Moi avoir voulu d'abord écrire à Ouna-Aïmata en kanak, mais ensuite pas oser, trop peu savant dans la douce langue, et écrire alors simplement en français comme il est parlé à la cour de Taïti.

Nos ioreana[8] et nos bonnes amitiés aux amis Français du Protectorat; que rien ne trouble vos houpas-houpas[9], et que le grand Oro[10] vous délivre de tous les Pritchards. Je dépose deux respectueux comas[11] sur vos fines mains royales, et suis, belle Aïmata, de Votre Majesté, le tititeou-teou,

Hector Berlioz,
l'un des juges des nations.

Paris, le 18 octobre 1855.

P. S. J'ai oublié de dire à gracieuse Majesté que les bas brodés joints à la médaille et aux cigares peuvent se porter sur la tête.

Prudence et sagacité d'un Provincial.—L'orgue mélodium d'Alexandre.

Un amateur, qui avait entendu louer en maint endroit les orgues mélodium d'Alexandre, voulut en offrir un à l'église du village qu'il habitait. «On prétend, se dit-il, que ces instruments ont des sons délicieux, dont le caractère à la fois rêveur et plein de mystère les rend propres surtout à l'expression des sentiments religieux; ils sont en outre d'un prix modéré; quiconque possède à peu près le mécanisme du clavier du piano peut en jouer sans difficulté. Cela ferait parfaitement mon affaire.
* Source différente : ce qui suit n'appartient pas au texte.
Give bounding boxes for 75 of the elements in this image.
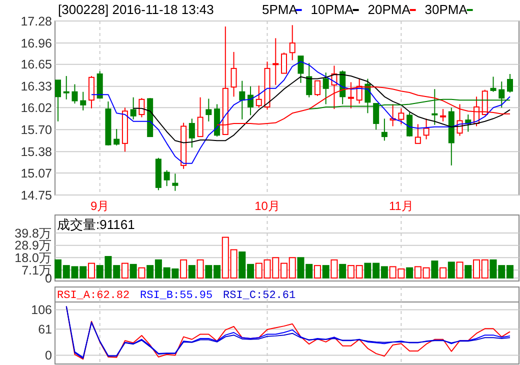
candlestick — [306, 62, 312, 98]
bar — [188, 265, 196, 278]
y-tick-label: 15.07 — [20, 166, 52, 180]
bar — [406, 267, 414, 278]
y-tick-label: 0 — [45, 348, 52, 363]
y-tick-label: 15.38 — [20, 145, 52, 160]
chart-title: 成交量:91161 — [57, 217, 135, 232]
candlestick — [80, 91, 86, 111]
bar — [440, 267, 447, 278]
candlestick — [114, 128, 120, 146]
candlestick — [230, 51, 237, 98]
bar — [330, 259, 338, 278]
legend-label: 20PMA — [368, 2, 411, 17]
text: RSI_C:52.61 — [223, 290, 296, 302]
legend-label: 5PMA — [262, 2, 298, 17]
y-tick-label: 14.75 — [20, 188, 52, 202]
candlestick — [281, 52, 287, 74]
candlestick — [206, 98, 212, 122]
candlestick — [256, 85, 262, 108]
y-tick-label: 16.65 — [20, 58, 52, 72]
bar — [448, 262, 455, 278]
bar — [322, 265, 330, 278]
candlestick — [172, 173, 178, 192]
text: RSI_B:55.95 — [140, 290, 213, 302]
candlestick — [289, 24, 296, 61]
bar — [138, 267, 146, 278]
y-tick-label: 15.70 — [20, 123, 52, 138]
bar — [180, 259, 188, 278]
y-tick-label: 28.9万 — [14, 238, 52, 253]
candlestick — [381, 118, 388, 142]
candlestick — [272, 38, 279, 86]
bar — [464, 265, 472, 278]
legend-label: 10PMA — [310, 2, 354, 17]
candlestick — [248, 86, 254, 116]
bar — [121, 262, 128, 278]
candlestick — [188, 118, 195, 148]
candlestick — [440, 108, 446, 122]
candlestick — [138, 98, 145, 118]
candlestick — [72, 84, 78, 104]
y-tick-label: 61 — [38, 322, 52, 336]
candlestick — [63, 76, 70, 100]
y-tick-label: 16.96 — [20, 36, 52, 50]
y-tick-label: 39.8万 — [14, 226, 52, 240]
y-tick-label: 16.02 — [20, 101, 52, 116]
y-tick-label: 18.0万 — [14, 251, 52, 266]
bar — [456, 262, 464, 278]
y-tick-label: 16.33 — [20, 80, 52, 94]
chart-title: [300228] 2016-11-18 13:43 — [58, 2, 214, 17]
candlestick — [130, 96, 136, 120]
candlestick — [55, 80, 61, 122]
candlestick — [423, 118, 430, 140]
bar — [339, 264, 346, 278]
candlestick — [197, 96, 204, 138]
x-tick-label: 9月 — [90, 199, 110, 213]
y-tick-label: 17.28 — [20, 14, 52, 28]
x-tick-label: 10月 — [254, 199, 280, 213]
x-tick-label: 11月 — [388, 199, 414, 213]
candlestick — [88, 76, 94, 109]
candlestick — [398, 108, 404, 125]
bar — [431, 260, 438, 278]
candlestick — [507, 73, 513, 94]
candlestick — [490, 76, 496, 92]
bar — [88, 262, 95, 278]
candlestick — [414, 124, 421, 144]
candlestick — [314, 80, 320, 96]
candlestick — [298, 56, 304, 84]
bar — [196, 259, 204, 278]
series-label: RSI_A:62.82 — [57, 290, 130, 302]
bar — [130, 264, 137, 278]
candlestick — [322, 72, 329, 105]
candlestick — [164, 170, 170, 187]
bar — [314, 265, 321, 278]
y-tick-label: 106 — [31, 303, 52, 318]
candlestick — [239, 80, 246, 120]
legend-label: 30PMA — [424, 2, 468, 17]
Mais comme il ne faut jamais acheter chat en poche, allons à Paris et jugeons par nous-même de la valeur de ces éloges prodigués aux instruments d'Alexandre par la presse de toute l'Europe et même aussi par la presse américaine. Voyons, écoutons, essayons et nous achèterons après, s'il y a lieu.»

Ce prudent amateur vient à Paris, se fait indiquer le magasin d'Alexandre, et ne tarde pas à s'y présenter.

Pour comprendre ce qu'il y a de grotesque dans le parti qu'il crut devoir prendre après avoir examiné les orgues, il faut savoir que les instruments d'Alexandre, indépendamment du soufflet qui fait vibrer des anches de cuivre par un courant d'air, sont pourvus d'un système de marteaux destinés à frapper les anches et à les ébranler par la percussion au moment où le courant d'air vient se faire sentir. L'ébranlement causé par le coup de marteau rend plus prompte l'action du soufflet sur l'anche, et empêche ainsi le petit retard qui existerait sans cela dans l'émission du son. En outre l'effet des marteaux sur les anches de cuivre produit un petit bruit sec, imperceptible quand le soufflet est mis en jeu, mais qu'on entend assez distinctement de près quand on se borne à faire mouvoir les touches du clavier.

Ceci expliqué, suivons notre amateur dans le grand salon d'Alexandre au milieu de la population harmonieuse d'instruments qui y est exposée.